At Facebook headquarters, Obama seeks 2008 campaign energy
President Barack Obama sought to reignite the youthful energy that propelled his 2008 election with a campaign-style visit to the nexus of social communications, Facebook.
Democrats acknowledge that Obama will need to rally many of the same forces that propelled him into the White House in order to win re-election in 2012: an army of young, energetic voters as well as a sizable showing from independent voters.
By visiting Facebook headquarters in California's Silicon Valley, where 26-year-old founder Mark Zuckerberg is a folk hero, Obama seeks to connect to tens of millions of people who have adopted social media as a prime method of communications.
"My name is Barack Obama and I'm the guy who got Mark to wear a jacket and tie," the president said, to laughter, at the beginning of a live-streamed town hall event with Zuckerberg.
The two men then took their jackets off before Obama started fielding questions about how to reduce the budget deficit, which is projected to hit $1.4 trillion this fiscal year.
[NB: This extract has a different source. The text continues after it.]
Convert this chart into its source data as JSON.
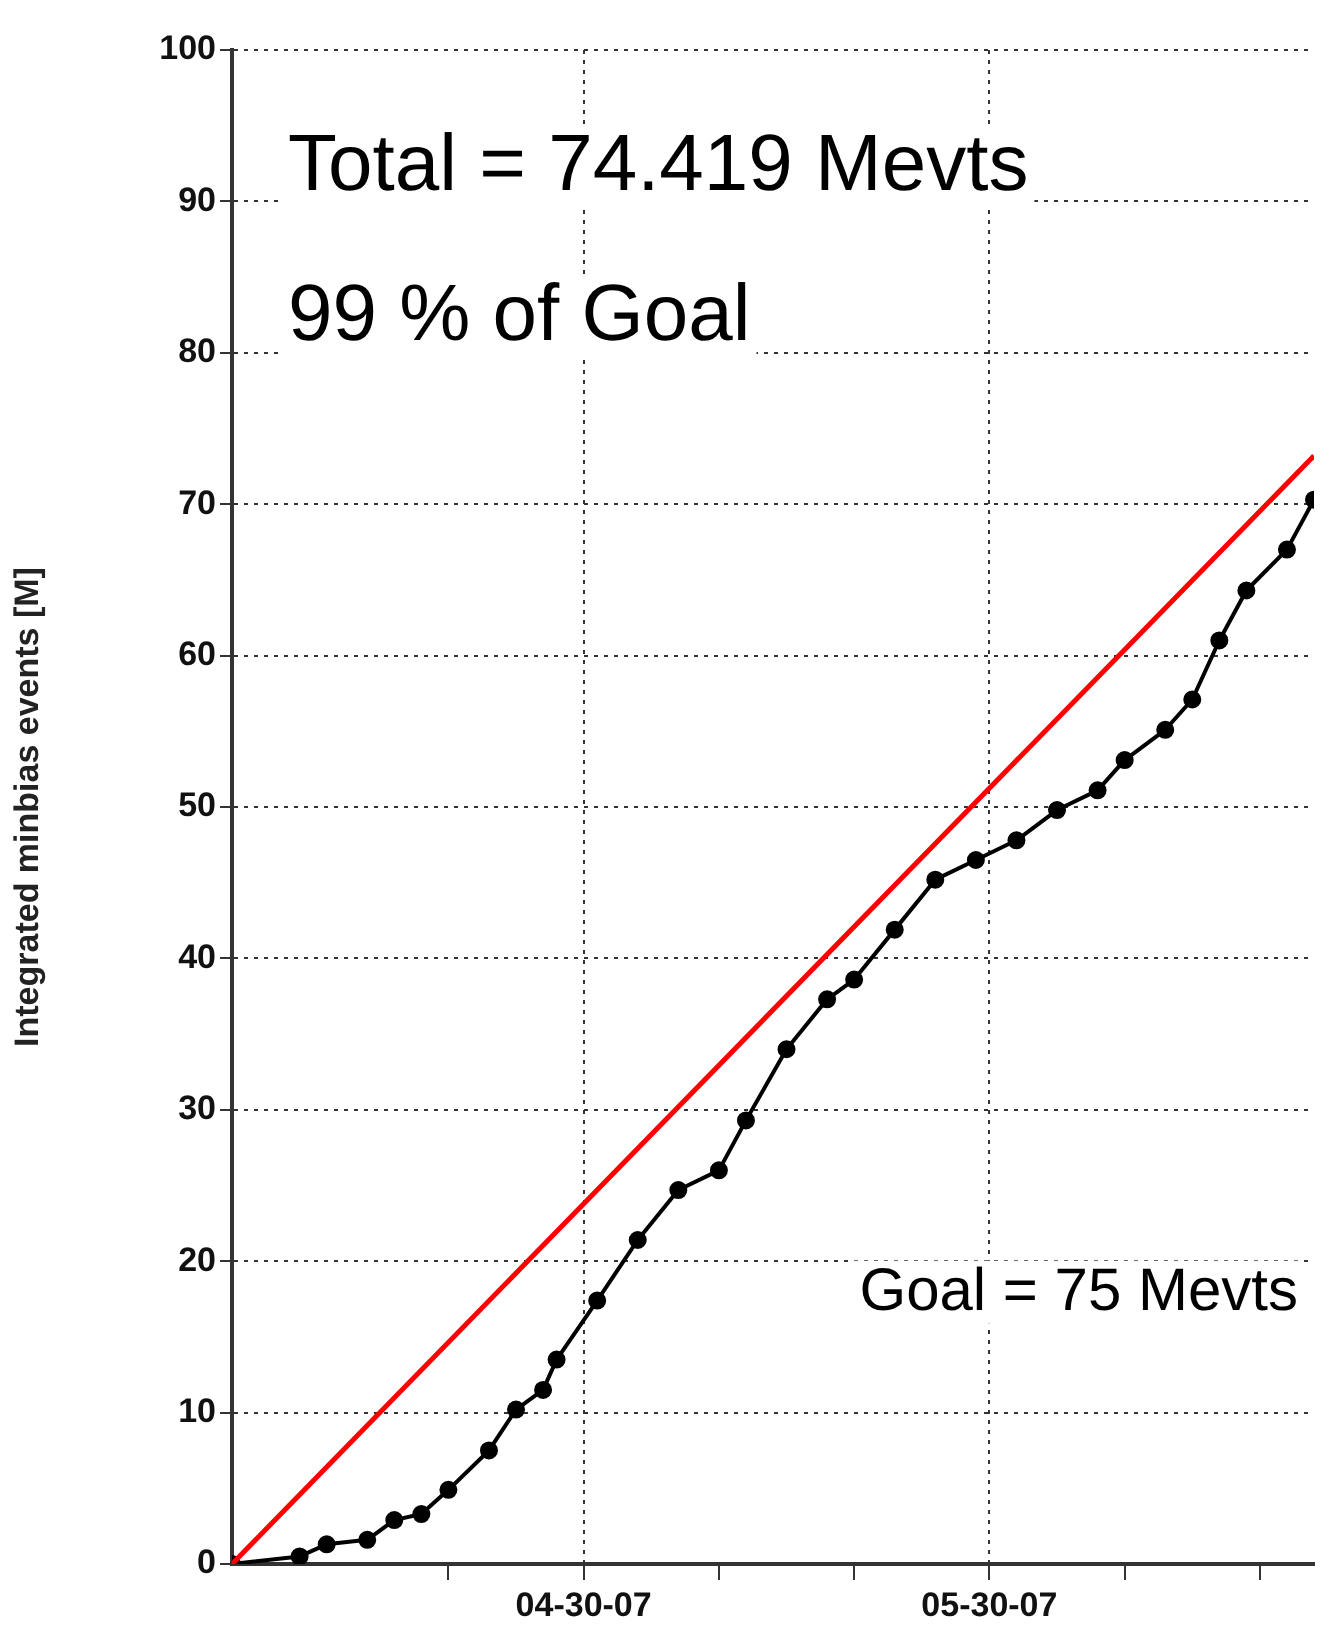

Promoting his plan of spending cuts and tax increases for the wealthiest Americans, Obama told the rich Facebook founder that both of them would have to pay more taxes to help out.
"I'm cool with that," Zuckerberg said.
Obama heads to San Francisco for Democratic fund-raising events after the Facebook session.
He then plans stops in Las Vegas and Los Angeles before returning to Washington on Friday.
Jon Krosnick, a political science professor at Stanford University, said having Obama on stage with Zuckerberg could help the president with young people.
"That alone is a way of trying to re-energize this young generation that might be crucial for him to be re-elected again," Krosnick said.
Obama embarked on a deficit-cutting roadshow as policy-makers and financial markets recover from ratings agency Standard & Poor's threat to downgrade America's triple-A credit rating on worries Washington won't address its fiscal woes.
A potential Republican challenger to Obama, former Massachusetts Governor Mitt Romney, said S&P "downgraded the Obama presidency" and that Obama should meet with S&P officials to try to gain their confidence.
It is early in the 2012 election cycle, but Obama has much work ahead. An ABC News/Washington Post poll released on Tuesday showed Obama's approval ratings near record lows because of deepening economic pessimism among Americans.
Ipsos pollster Cliff Young said rising gasoline prices are taking their toll but they probably did not present a long-term problem for Obama, who he called the odds-on favorite.
Obama is using the first steps on the road to 2012 to promote a budget ideology that is at odds with the fiscal views of Republicans who are planning presidential campaigns.
He wants to raise taxes on wealthier Americans to fund social programs while making some budget cuts, a plan he says would bring down deficits by $4 trillion over 12 years.
Republican Representative Paul Ryan has called for slightly higher cuts, $4.4 trillion over 10 years, without raising taxes. He would make deep cuts in spending, including overhauls in the Medicare and Medicaid health programs for the elderly and poor that Democrats say would violate the "social compact" with Americans.
Pushing back at his critics, Obama voiced fears that the U.S. economy could lapse back into a recession if government spending is cut too deeply, "if we are using a machete instead of a scalpel."
Obama said Ryan's plan was "fairly radical" and that his budget proposal is "not particularly courageous."
Polling data suggests Americans so far seem to be siding with Obama.
Data released from the ABC News/Washington Post poll on Wednesday said 72 percent of those surveyed favor higher taxes for wealthy Americans and 78 percent opposed to cutting health benefits for the elderly. The survey of 1,001 adults has a 3.5 percentage point error margin.